David Cole in the NY Review of Books:
People who oppose the protection of racist speech make several arguments, all ultimately resting on a claim that speech rights conflict with equality, and that equality should prevail in the balance.* They contend that the “marketplace of ideas” assumes a mythical level playing field. If some speakers drown out or silence others, the marketplace cannot function in the interests of all. They argue that the history of mob and state violence targeting African-Americans makes racist speech directed at them especially indefensible. Tolerating such speech reinforces harms that this nation has done to African-Americans from slavery through Jim Crow to today’s de facto segregation, implicit bias, and structural discrimination. And still others argue that while it might have made sense to tolerate Nazis marching in Skokie in 1978, now, when white supremacists have a friend in the president himself, the power and influence they wield justify a different approach.

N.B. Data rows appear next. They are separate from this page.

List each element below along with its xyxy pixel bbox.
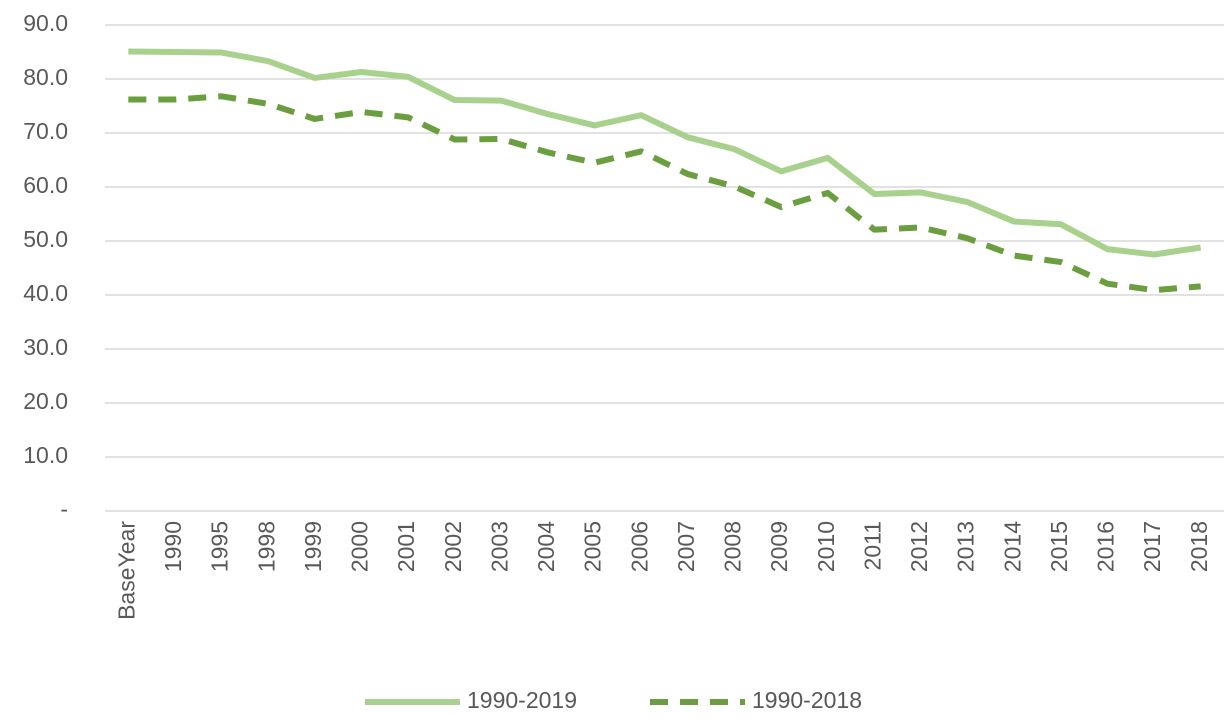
x-tick-label: 2014 [999, 521, 1025, 572]
x-tick-label: 2010 [813, 521, 839, 572]
x-tick-label: 2003 [486, 521, 512, 572]
x-tick-label: 2001 [393, 521, 419, 572]
legend-label: 1990-2019 [467, 687, 577, 713]
x-tick-label: 2000 [347, 521, 373, 572]
x-tick-label: 2005 [580, 521, 606, 572]
x-tick-label: 2017 [1139, 521, 1165, 572]
x-tick-label: 2012 [906, 521, 932, 572]
y-tick-label: 50.0 [23, 226, 68, 252]
legend-label: 1990-2018 [752, 687, 862, 713]
x-tick-label: 2004 [533, 521, 559, 572]
x-tick-label: 2015 [1046, 521, 1072, 572]
y-tick-label: - [60, 496, 68, 522]
x-tick-label: 2013 [953, 521, 979, 572]
y-tick-label: 30.0 [23, 334, 68, 360]
series-line [128, 48, 1202, 258]
x-tick-label: 2008 [720, 521, 746, 572]
y-tick-label: 60.0 [23, 172, 68, 198]
x-tick-label: 2002 [440, 521, 466, 572]
x-tick-label: 1999 [300, 521, 326, 572]
y-tick-label: 80.0 [23, 64, 68, 90]
x-tick-label: 2011 [859, 521, 885, 570]
y-tick-label: 70.0 [23, 118, 68, 144]
x-tick-label: 1995 [207, 521, 233, 572]
x-tick-label: 2016 [1093, 521, 1119, 572]
x-tick-label: 1990 [160, 521, 186, 572]
y-tick-label: 10.0 [23, 442, 68, 468]
series-line [128, 93, 1201, 294]
x-tick-label: 1998 [253, 521, 279, 572]
x-tick-label: 2009 [766, 521, 792, 572]
x-tick-label: 2018 [1186, 521, 1212, 572]
y-tick-label: 90.0 [23, 10, 68, 36]
y-tick-label: 20.0 [23, 388, 68, 414]
x-tick-label: 2006 [626, 521, 652, 572]
y-tick-label: 40.0 [23, 280, 68, 306]
x-tick-label: BaseYear [113, 521, 139, 620]
x-tick-label: 2007 [673, 521, 699, 572]
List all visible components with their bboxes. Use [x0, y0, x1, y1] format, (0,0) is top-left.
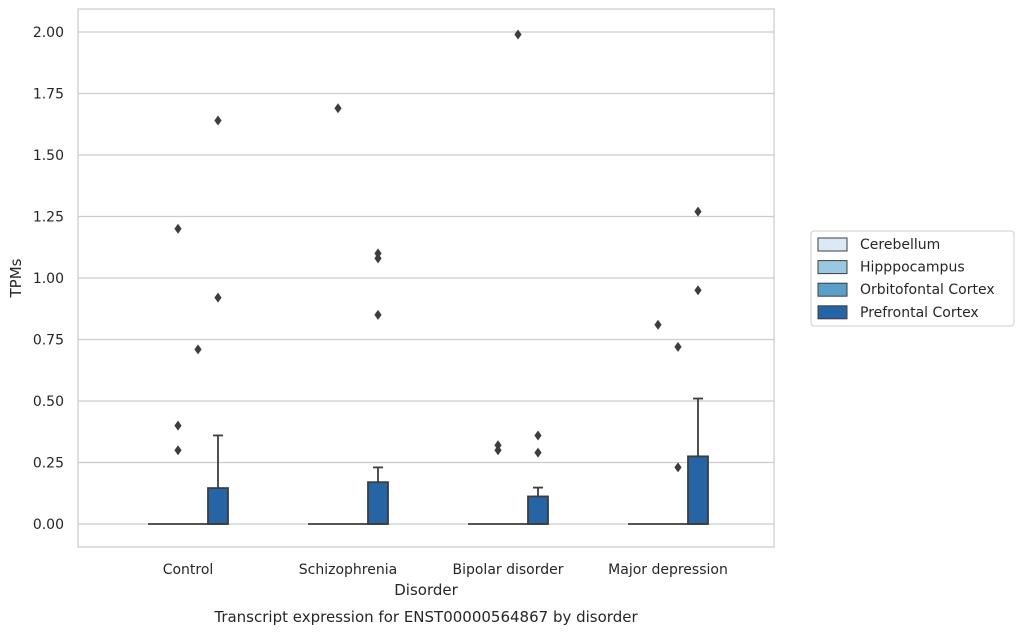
legend-label: Prefrontal Cortex — [860, 305, 979, 321]
y-tick-labels: 0.00 0.25 0.50 0.75 1.00 1.25 1.50 1.75 2.00 — [33, 25, 64, 533]
outlier-point — [654, 319, 662, 330]
outlier-point — [174, 420, 182, 431]
x-tick-label: Control — [163, 562, 214, 578]
box-group — [188, 344, 208, 525]
y-tick-label: 1.50 — [33, 148, 64, 164]
outlier-point — [674, 462, 682, 473]
box-group — [508, 29, 528, 525]
legend: Cerebellum Hipppocampus Orbitofontal Corte… — [810, 230, 1015, 327]
legend-swatch — [817, 282, 848, 297]
legend-label: Hipppocampus — [860, 260, 965, 276]
outlier-point — [514, 29, 522, 40]
box-group — [168, 223, 188, 525]
x-tick-label: Bipolar disorder — [452, 562, 563, 578]
box-group — [207, 115, 229, 525]
y-axis-label: TPMs — [7, 258, 25, 298]
outlier-point — [534, 447, 542, 458]
y-tick-label: 0.50 — [33, 394, 64, 410]
chart-caption: Transcript expression for ENST0000056486… — [213, 608, 638, 626]
box-rect — [367, 481, 389, 525]
outlier-point — [534, 430, 542, 441]
y-tick-label: 0.00 — [33, 517, 64, 533]
y-tick-label: 0.25 — [33, 456, 64, 472]
x-tick-labels: Control Schizophrenia Bipolar disorder Majo… — [163, 562, 728, 578]
box-group — [367, 248, 389, 525]
box-rect — [207, 487, 229, 525]
outlier-point — [214, 115, 222, 126]
outlier-point — [214, 292, 222, 303]
y-tick-label: 1.00 — [33, 271, 64, 287]
plot-frame — [77, 8, 775, 548]
box-group — [527, 430, 549, 525]
legend-swatch — [817, 237, 848, 252]
box-rect — [527, 495, 549, 525]
y-tick-label: 1.75 — [33, 87, 64, 103]
legend-label: Orbitofontal Cortex — [860, 282, 995, 298]
box-group — [488, 440, 508, 525]
legend-frame — [810, 230, 1015, 327]
outlier-point — [174, 445, 182, 456]
outlier-point — [674, 341, 682, 352]
x-tick-label: Schizophrenia — [299, 562, 397, 578]
outlier-point — [194, 344, 202, 355]
y-tick-label: 1.25 — [33, 210, 64, 226]
box-group — [668, 341, 688, 525]
y-tick-label: 2.00 — [33, 25, 64, 41]
outlier-point — [374, 248, 382, 259]
box-group — [687, 206, 709, 525]
box-rect — [687, 455, 709, 525]
legend-swatch — [817, 305, 848, 320]
outlier-point — [694, 285, 702, 296]
box-group — [648, 319, 668, 525]
outlier-point — [694, 206, 702, 217]
outlier-point — [374, 309, 382, 320]
x-tick-label: Major depression — [608, 562, 728, 578]
legend-swatch — [817, 260, 848, 275]
outlier-point — [494, 440, 502, 451]
box-group — [328, 103, 348, 525]
outlier-point — [334, 103, 342, 114]
y-tick-label: 0.75 — [33, 333, 64, 349]
x-axis-label: Disorder — [394, 581, 458, 599]
legend-label: Cerebellum — [860, 237, 940, 253]
outlier-point — [174, 223, 182, 234]
boxes — [148, 29, 709, 525]
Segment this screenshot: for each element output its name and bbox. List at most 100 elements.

There is truth in each of these propositions. The United States is a profoundly unequal society. Our nation’s historical mistreatment of African-Americans has been shameful and the scourge of racism persists to this day. Racist speech causes real harm. It can inspire violence and intimidate people from freely exercising their own rights. There is no doubt that Donald Trump’s appeals to white resentment and his reluctance to condemn white supremacists after Charlottesville have emboldened many racists. But at least in the public arena, none of these unfortunate truths supports authorizing the state to suppress speech that advocates ideas antithetical to egalitarian values.